Combining (1) and (2):

$$x(\omega)=\frac{-ja}{\omega}+\frac{2}{\omega^2 b} + \frac{j}{\omega} (e^{+j \omega b} - e^{-j\omega b}) - \frac{1}{\omega^2 b} (e^{+j \omega b} - e^{-j\omega b}) + \frac{ja}{\omega} e^{-j\omega b}$$

Now writing this in terms of sines and cosines using Euler's formula:

$$x(\omega)=\frac{-ja}{\omega}+\frac{2}{\omega^2 b} + \frac{j}{\omega} (2j sin (\omega b)) - \frac{1}{\omega^2 b} (2 j sin (\omega b)) + \frac{ja}{\omega} (cos (- \omega b)+ j sin (- \omega b))$$

$$x(\omega)=\frac{-ja}{\omega}+\frac{2}{\omega^2 b} + \frac{ja}{\omega} cos (\omega b) + \frac{a}{\omega} sin (\omega b) - \frac{2}{\omega} sin (\omega b) - \frac{2j}{\omega^2 b} sin (\omega b)$$

I'm stuck here.
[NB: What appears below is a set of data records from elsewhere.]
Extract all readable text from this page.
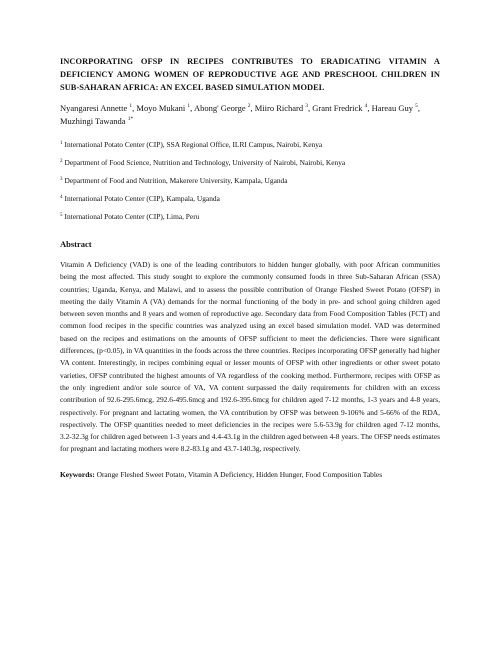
INCORPORATING OFSP IN RECIPES CONTRIBUTES TO ERADICATING VITAMIN A DEFICIENCY AMONG WOMEN OF REPRODUCTIVE AGE AND PRESCHOOL CHILDREN IN SUB-SAHARAN AFRICA: AN EXCEL BASED SIMULATION MODEL
Nyangaresi Annette $^1$, Moyo Mukani $^1$, Abong' George $^2$, Miiro Richard $^3$, Grant Fredrick $^4$, Hareau Guy $^5$, Muzhingi Tawanda $^{1*}$
$^1$ International Potato Center (CIP), SSA Regional Office, ILRI Campus, Nairobi, Kenya
$^2$ Department of Food Science, Nutrition and Technology, University of Nairobi, Nairobi, Kenya
$^3$ Department of Food and Nutrition, Makerere University, Kampala, Uganda
$^4$ International Potato Center (CIP), Kampala, Uganda
$^5$ International Potato Center (CIP), Lima, Peru
Abstract

Vitamin A Deficiency (VAD) is one of the leading contributors to hidden hunger globally, with poor African communities being the most affected. This study sought to explore the commonly consumed foods in three Sub-Saharan African (SSA) countries; Uganda, Kenya, and Malawi, and to assess the possible contribution of Orange Fleshed Sweet Potato (OFSP) in meeting the daily Vitamin A (VA) demands for the normal functioning of the body in pre- and school going children aged between seven months and 8 years and women of reproductive age. Secondary data from Food Composition Tables (FCT) and common food recipes in the specific countries was analyzed using an excel based simulation model. VAD was determined based on the recipes and estimations on the amounts of OFSP sufficient to meet the deficiencies. There were significant differences, (p<0.05), in VA quantities in the foods across the three countries. Recipes incorporating OFSP generally had higher VA content. Interestingly, in recipes combining equal or lesser mounts of OFSP with other ingredients or other sweet potato varieties, OFSP contributed the highest amounts of VA regardless of the cooking method. Furthermore, recipes with OFSP as the only ingredient and/or sole source of VA, VA content surpassed the daily requirements for children with an excess contribution of 92.6-295.6mcg, 292.6-495.6mcg and 192.6-395.6mcg for children aged 7-12 months, 1-3 years and 4-8 years, respectively. For pregnant and lactating women, the VA contribution by OFSP was between 9-106% and 5-66% of the RDA, respectively. The OFSP quantities needed to meet deficiencies in the recipes were 5.6-53.9g for children aged 7-12 months, 3.2-32.3g for children aged between 1-3 years and 4.4-43.1g in the children aged between 4-8 years. The OFSP needs estimates for pregnant and lactating mothers were 8.2-83.1g and 43.7-140.3g, respectively.

Keywords: Orange Fleshed Sweet Potato, Vitamin A Deficiency, Hidden Hunger, Food Composition Tables
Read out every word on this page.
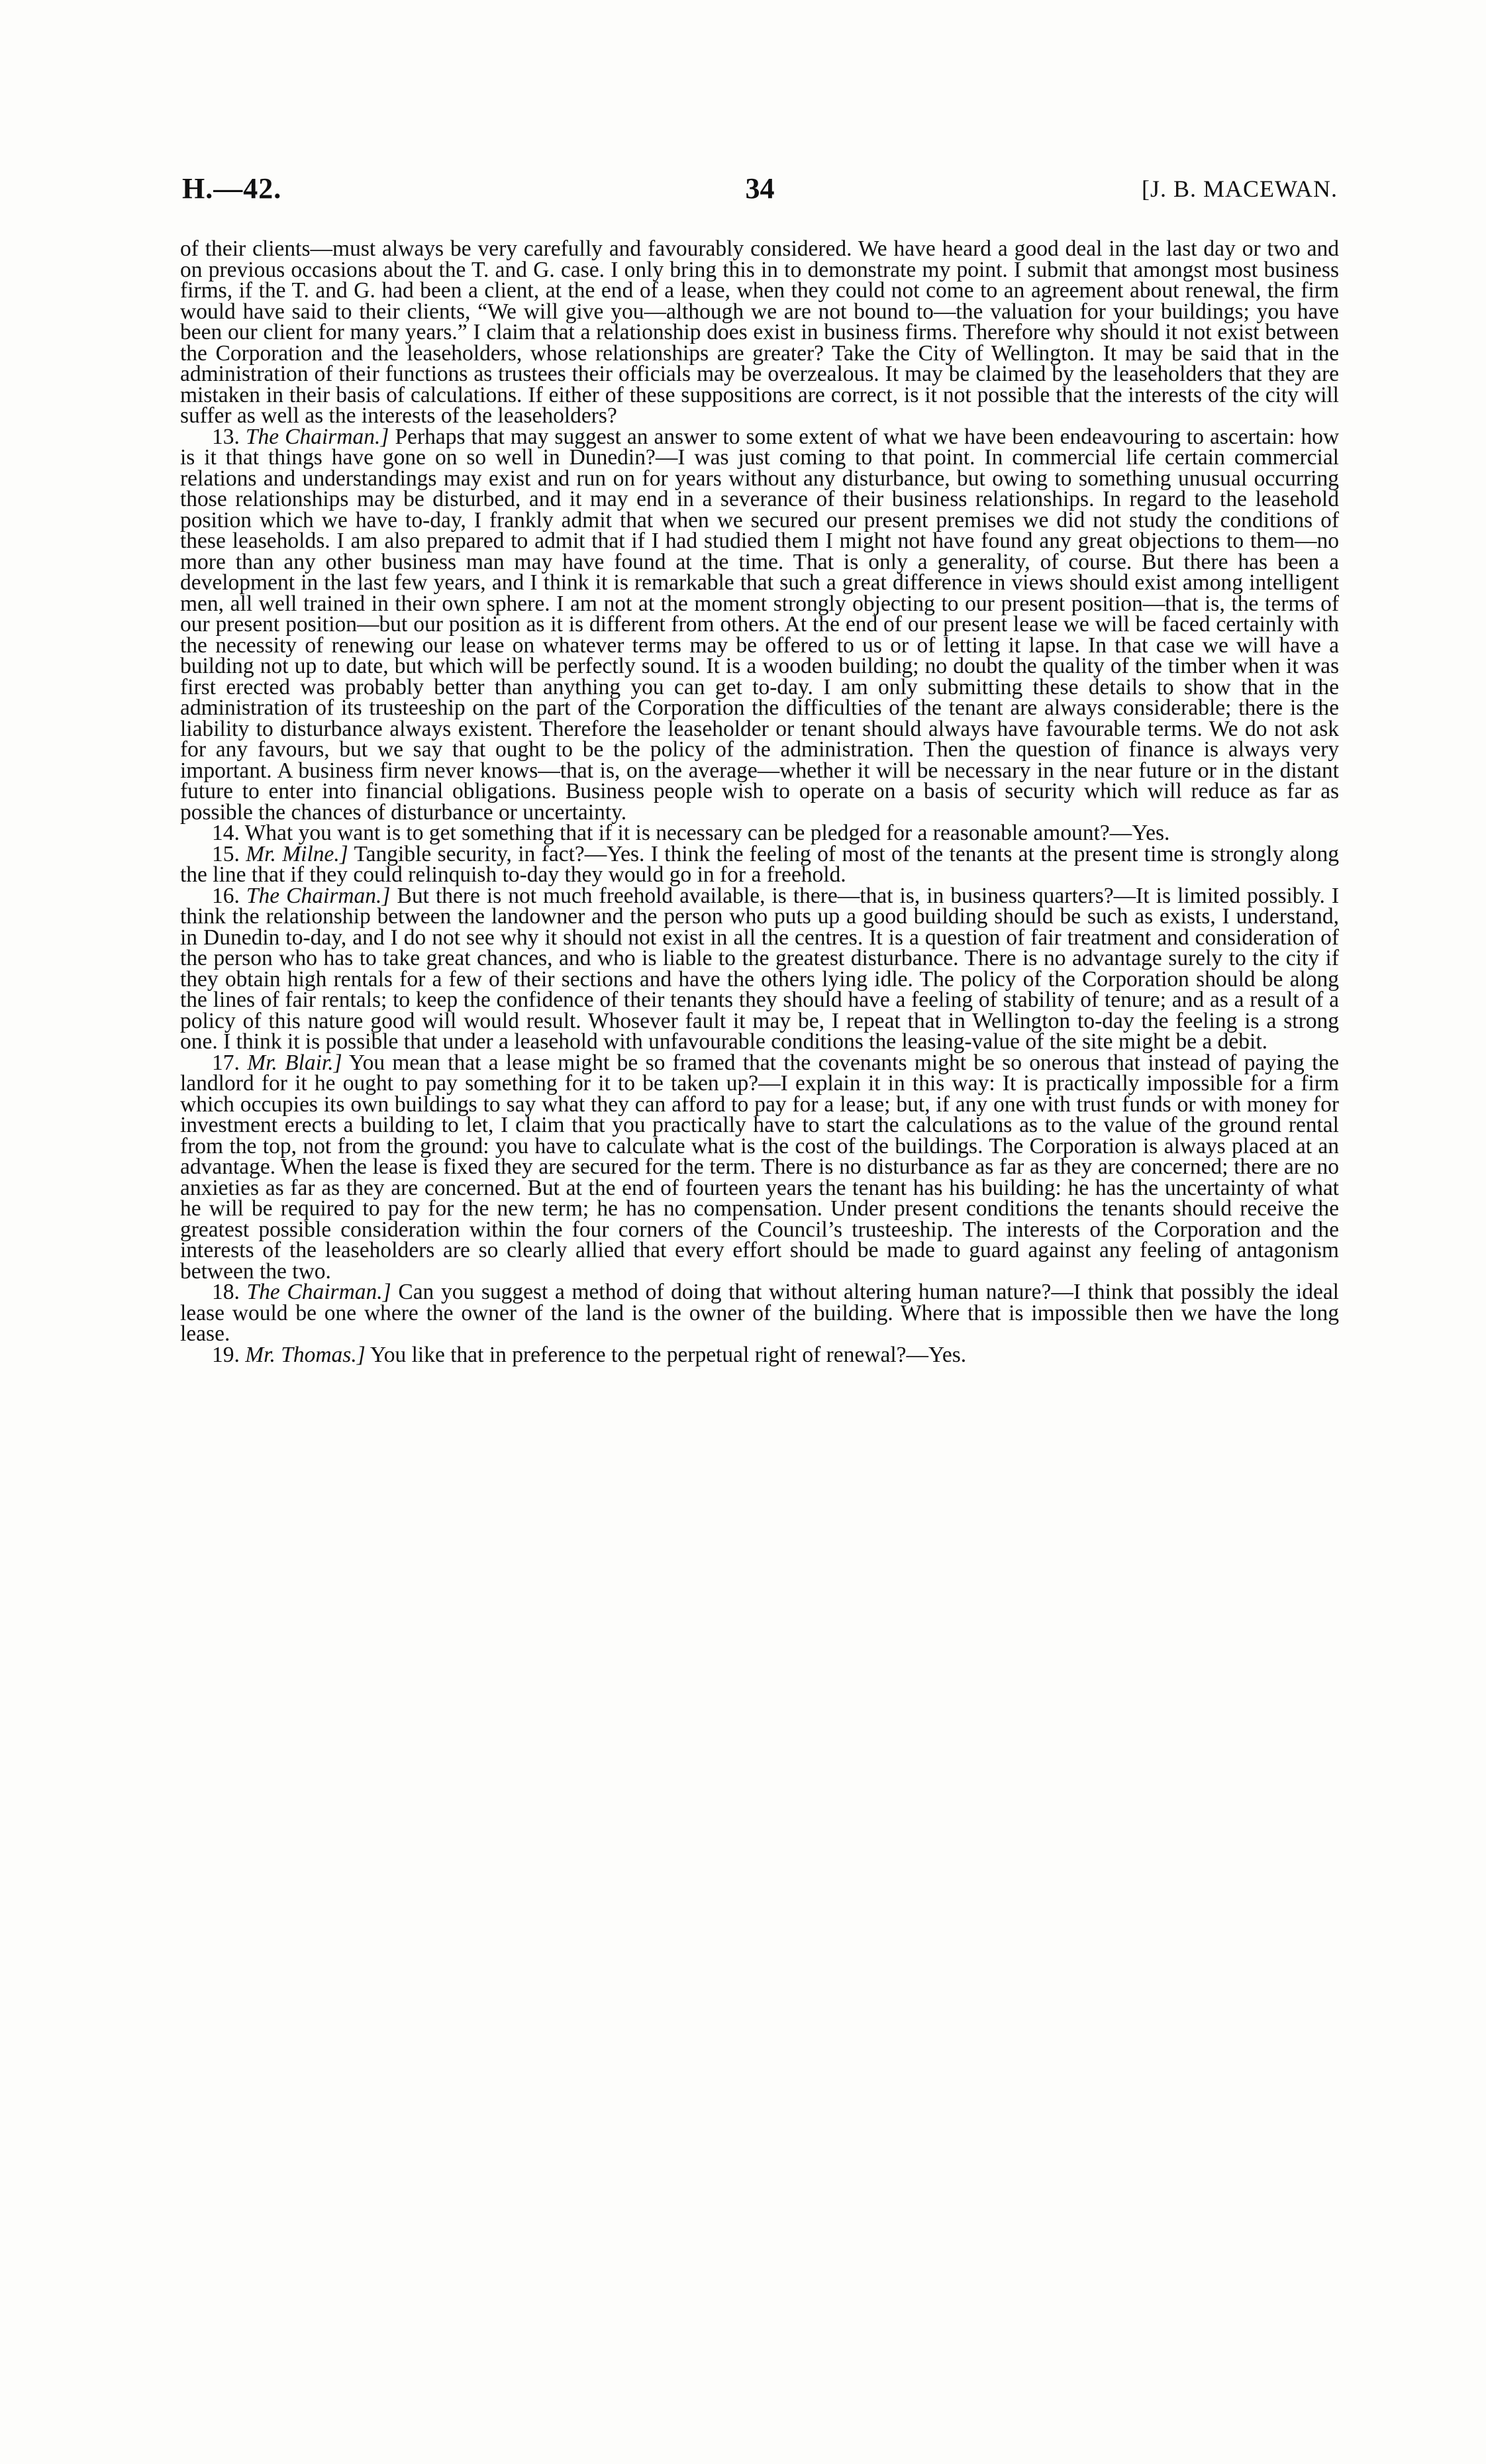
H.—42.	34	[J. B. MACEWAN.

of their clients—must always be very carefully and favourably considered. We have heard a good deal in the last day or two and on previous occasions about the T. and G. case. I only bring this in to demonstrate my point. I submit that amongst most business firms, if the T. and G. had been a client, at the end of a lease, when they could not come to an agreement about renewal, the firm would have said to their clients, “We will give you—although we are not bound to—the valuation for your buildings; you have been our client for many years.” I claim that a relationship does exist in business firms. Therefore why should it not exist between the Corporation and the leaseholders, whose relationships are greater? Take the City of Wellington. It may be said that in the administration of their functions as trustees their officials may be overzealous. It may be claimed by the leaseholders that they are mistaken in their basis of calculations. If either of these suppositions are correct, is it not possible that the interests of the city will suffer as well as the interests of the leaseholders?

13. The Chairman.] Perhaps that may suggest an answer to some extent of what we have been endeavouring to ascertain: how is it that things have gone on so well in Dunedin?—I was just coming to that point. In commercial life certain commercial relations and understandings may exist and run on for years without any disturbance, but owing to something unusual occurring those relationships may be disturbed, and it may end in a severance of their business relationships. In regard to the leasehold position which we have to-day, I frankly admit that when we secured our present premises we did not study the conditions of these leaseholds. I am also prepared to admit that if I had studied them I might not have found any great objections to them—no more than any other business man may have found at the time. That is only a generality, of course. But there has been a development in the last few years, and I think it is remarkable that such a great difference in views should exist among intelligent men, all well trained in their own sphere. I am not at the moment strongly objecting to our present position—that is, the terms of our present position—but our position as it is different from others. At the end of our present lease we will be faced certainly with the necessity of renewing our lease on whatever terms may be offered to us or of letting it lapse. In that case we will have a building not up to date, but which will be perfectly sound. It is a wooden building; no doubt the quality of the timber when it was first erected was probably better than anything you can get to-day. I am only submitting these details to show that in the administration of its trusteeship on the part of the Corporation the difficulties of the tenant are always considerable; there is the liability to disturbance always existent. Therefore the leaseholder or tenant should always have favourable terms. We do not ask for any favours, but we say that ought to be the policy of the administration. Then the question of finance is always very important. A business firm never knows—that is, on the average—whether it will be necessary in the near future or in the distant future to enter into financial obligations. Business people wish to operate on a basis of security which will reduce as far as possible the chances of disturbance or uncertainty.

14. What you want is to get something that if it is necessary can be pledged for a reasonable amount?—Yes.

15. Mr. Milne.] Tangible security, in fact?—Yes. I think the feeling of most of the tenants at the present time is strongly along the line that if they could relinquish to-day they would go in for a freehold.

16. The Chairman.] But there is not much freehold available, is there—that is, in business quarters?—It is limited possibly. I think the relationship between the landowner and the person who puts up a good building should be such as exists, I understand, in Dunedin to-day, and I do not see why it should not exist in all the centres. It is a question of fair treatment and consideration of the person who has to take great chances, and who is liable to the greatest disturbance. There is no advantage surely to the city if they obtain high rentals for a few of their sections and have the others lying idle. The policy of the Corporation should be along the lines of fair rentals; to keep the confidence of their tenants they should have a feeling of stability of tenure; and as a result of a policy of this nature good will would result. Whosever fault it may be, I repeat that in Wellington to-day the feeling is a strong one. I think it is possible that under a leasehold with unfavourable conditions the leasing-value of the site might be a debit.

17. Mr. Blair.] You mean that a lease might be so framed that the covenants might be so onerous that instead of paying the landlord for it he ought to pay something for it to be taken up?—I explain it in this way: It is practically impossible for a firm which occupies its own buildings to say what they can afford to pay for a lease; but, if any one with trust funds or with money for investment erects a building to let, I claim that you practically have to start the calculations as to the value of the ground rental from the top, not from the ground: you have to calculate what is the cost of the buildings. The Corporation is always placed at an advantage. When the lease is fixed they are secured for the term. There is no disturbance as far as they are concerned; there are no anxieties as far as they are concerned. But at the end of fourteen years the tenant has his building: he has the uncertainty of what he will be required to pay for the new term; he has no compensation. Under present conditions the tenants should receive the greatest possible consideration within the four corners of the Council’s trusteeship. The interests of the Corporation and the interests of the leaseholders are so clearly allied that every effort should be made to guard against any feeling of antagonism between the two.

18. The Chairman.] Can you suggest a method of doing that without altering human nature?—I think that possibly the ideal lease would be one where the owner of the land is the owner of the building. Where that is impossible then we have the long lease.

19. Mr. Thomas.] You like that in preference to the perpetual right of renewal?—Yes.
So how can I get from here to $ab (\frac{sin(\omega b/2)}{\omega b /2})^2$?

Where did I go wrong?

Any help would be greatly appreciated.

 

[Samy_A]

Homework Statement

What is the Fourier transform of the function graphed below?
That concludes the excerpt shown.